Like you, I feel the significance of the insight inherent in path to conversion data is often underestimated.  As we move to a world where more and more media is delivered via digital means - and with mass IPTV at last something that feels a real rather than a distant possibility - the long term potential to deliver a real understanding of an ideal media mix is enormous.  Alongside good econometric analysis, this could really become the bedrock of delivering true media and marketing understanding.

While not based on any quantitative data, I get the impression that while many advertisers have embraced the concept of path to conversion tracking most are still struggling to know what to do with the data.  The data is of course not the end but merely the means.  Real insight requires the right tools and a level of analytical and statistical rigour that is sadly still uncommon in the industry.

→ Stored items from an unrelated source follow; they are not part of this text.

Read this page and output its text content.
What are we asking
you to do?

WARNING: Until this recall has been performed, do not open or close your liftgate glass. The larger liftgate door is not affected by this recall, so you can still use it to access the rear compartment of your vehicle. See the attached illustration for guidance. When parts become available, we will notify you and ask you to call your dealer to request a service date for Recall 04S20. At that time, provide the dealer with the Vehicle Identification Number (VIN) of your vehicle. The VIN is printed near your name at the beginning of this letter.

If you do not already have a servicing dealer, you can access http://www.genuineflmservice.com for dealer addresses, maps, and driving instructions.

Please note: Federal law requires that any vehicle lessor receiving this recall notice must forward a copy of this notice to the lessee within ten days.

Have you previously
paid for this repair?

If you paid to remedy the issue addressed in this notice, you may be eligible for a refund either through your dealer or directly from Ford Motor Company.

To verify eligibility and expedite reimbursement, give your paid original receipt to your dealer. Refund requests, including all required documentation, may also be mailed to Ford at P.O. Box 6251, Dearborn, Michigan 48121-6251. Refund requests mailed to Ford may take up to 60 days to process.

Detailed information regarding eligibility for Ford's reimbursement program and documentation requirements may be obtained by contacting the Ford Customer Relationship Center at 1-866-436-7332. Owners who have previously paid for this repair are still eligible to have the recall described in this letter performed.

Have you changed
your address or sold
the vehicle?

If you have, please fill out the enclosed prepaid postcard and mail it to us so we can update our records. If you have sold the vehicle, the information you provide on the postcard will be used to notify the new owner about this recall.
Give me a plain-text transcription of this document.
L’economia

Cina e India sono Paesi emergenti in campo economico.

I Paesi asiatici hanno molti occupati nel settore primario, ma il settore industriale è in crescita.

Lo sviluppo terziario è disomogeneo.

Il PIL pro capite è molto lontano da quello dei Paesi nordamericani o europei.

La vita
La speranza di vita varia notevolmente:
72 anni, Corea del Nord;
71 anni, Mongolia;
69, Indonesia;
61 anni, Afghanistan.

Bravo for raising the profile of this important issue - let's hope it encourages more folk to invest the time and effort required to make the most of the opportunities.



P.S. Readers just might be interested in our case study of our first explorations in path to conversion/attribution for TalkTalk from way back in 2007 - which was even before DoubleClick and Microsoft were able to capture the data let alone do any analysis!

Full disclosure - we don't work with TalkTalk any more (nor am I implying we do).  But we continue to do lots of work in this arena in with our existing clients like Betfair and eHarmony.